The Times' Ruth Gledhill reports:
In a 42-page statement prepared by an international commission of both churches, Anglicans and Roman Catholics are urged to explore how they might reunite under the Pope.

The statement, leaked to The Times, is being considered by the Vatican, where Catholic bishops are preparing a formal response....

Were this week’s discussions to lead to a split between liberals and conservatives, many of the former objections in Rome to a reunion with Anglican conservatives would disappear. Many of those Anglicans who object most strongly to gay ordination also oppose the ordination of women priests.

Rome has already shown itself willing to be flexible on the subject of celibacywhen it received dozens of married priests from the Church of England into the Catholic priesthood after they left over the issue of women’s ordination.

There are about 78 million Anglicans, compared with a billion Roman Catholics, worldwide. In England and Wales, the Catholic Church is set to overtake Anglicanism as the predominant Christian denomination for the first time since the Reformation, thanks to immigration from Catholic countries.

As the Anglicans’ squabbles over the fundamentals of Christian doctrine continue — with seven of the conservative primates twice refusing to share Communion with the other Anglican leaders at their meeting in Tanzania — the Church’s credibility is being increasingly undermined in a world that is looking for strong witness from its international religious leaders.

The Anglicans will attempt to resolve their differences today by publishing a new Anglican Covenant, an attempt to provide a doctrinal statement under which they can unite.

But many fear that the divisions have gone too far to be bridged and that, if they cannot even share Communion with each other, there is little hope that they will agree on a statement of common doctrine.

The latest Anglican-Catholic report could hardly come at a more sensitive time. It has been drawn up by the International Anglican-Roman Catholic Commission for Unity and Mission, which is chaired by the Right Rev David Beetge, an Anglican bishop from South Africa, and the Most Rev John Bathersby, the Catholic Archbishop of Brisbane, Australia.

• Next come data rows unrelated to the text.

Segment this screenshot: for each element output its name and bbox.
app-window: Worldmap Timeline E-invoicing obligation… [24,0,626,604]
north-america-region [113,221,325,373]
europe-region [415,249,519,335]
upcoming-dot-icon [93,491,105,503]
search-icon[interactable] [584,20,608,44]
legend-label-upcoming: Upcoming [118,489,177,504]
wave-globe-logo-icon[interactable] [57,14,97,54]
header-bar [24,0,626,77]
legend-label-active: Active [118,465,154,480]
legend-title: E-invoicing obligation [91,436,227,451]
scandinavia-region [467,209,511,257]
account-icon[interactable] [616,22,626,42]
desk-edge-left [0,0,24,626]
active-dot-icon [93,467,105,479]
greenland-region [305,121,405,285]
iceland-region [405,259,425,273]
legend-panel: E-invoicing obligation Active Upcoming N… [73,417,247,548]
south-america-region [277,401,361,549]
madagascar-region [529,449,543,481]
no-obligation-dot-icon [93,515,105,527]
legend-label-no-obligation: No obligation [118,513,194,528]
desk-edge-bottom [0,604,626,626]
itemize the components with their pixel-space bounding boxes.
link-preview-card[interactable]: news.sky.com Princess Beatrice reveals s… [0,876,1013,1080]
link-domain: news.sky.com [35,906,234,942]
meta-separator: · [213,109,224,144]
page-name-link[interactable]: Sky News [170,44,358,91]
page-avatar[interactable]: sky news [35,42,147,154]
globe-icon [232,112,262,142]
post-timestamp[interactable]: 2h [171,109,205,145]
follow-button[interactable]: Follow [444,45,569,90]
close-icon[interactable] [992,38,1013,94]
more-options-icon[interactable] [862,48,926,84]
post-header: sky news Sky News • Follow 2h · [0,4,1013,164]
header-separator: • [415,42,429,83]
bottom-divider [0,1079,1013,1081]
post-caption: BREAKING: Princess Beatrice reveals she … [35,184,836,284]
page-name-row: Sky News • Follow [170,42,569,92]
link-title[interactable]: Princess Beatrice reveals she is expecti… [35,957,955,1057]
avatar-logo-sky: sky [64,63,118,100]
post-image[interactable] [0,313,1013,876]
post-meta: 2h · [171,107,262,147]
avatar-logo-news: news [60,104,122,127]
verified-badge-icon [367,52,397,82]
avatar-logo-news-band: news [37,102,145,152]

The commission was set up in 2000 by the former Archbishop of Canterbury, Lord Carey of Clifton, and Cardinal Edward Cassidy, then head of the Vatican’s Council for Christian Unity. Its aim was to find a way of moving towards unity through “common life and mission”.

The document leaked to The Times is the commission’s first statement, Growing Together in Unity and Mission. The report acknowledges the “imperfect communion” between the two churches but says that there is enough common ground to make its “call for action” about the Pope and other issues.

In one significant passage the report notes: “The Roman Catholic Church teaches that the ministry of the Bishop of Rome [the Pope] as universal primate is in accordance with Christ’s will for the Church and an essential element of maintaining it in unity and truth.” Anglicans rejected the Bishop of Rome as universal primate in the 16th century. Today, however, some Anglicans are beginning to see the potential value of a ministry of universal primacy, which would be exercised by the Bishop of Rome, as a sign and focus of unity within a reunited Church.

In another paragraph the report goes even further: “We urge Anglicans and Roman Catholics to explore together how the ministry of the Bishop of Rome might be offered and received in order to assist our Communions to grow towards full, ecclesial communion.”
SVILUPPO: Much, much more from Gledhill on her blog.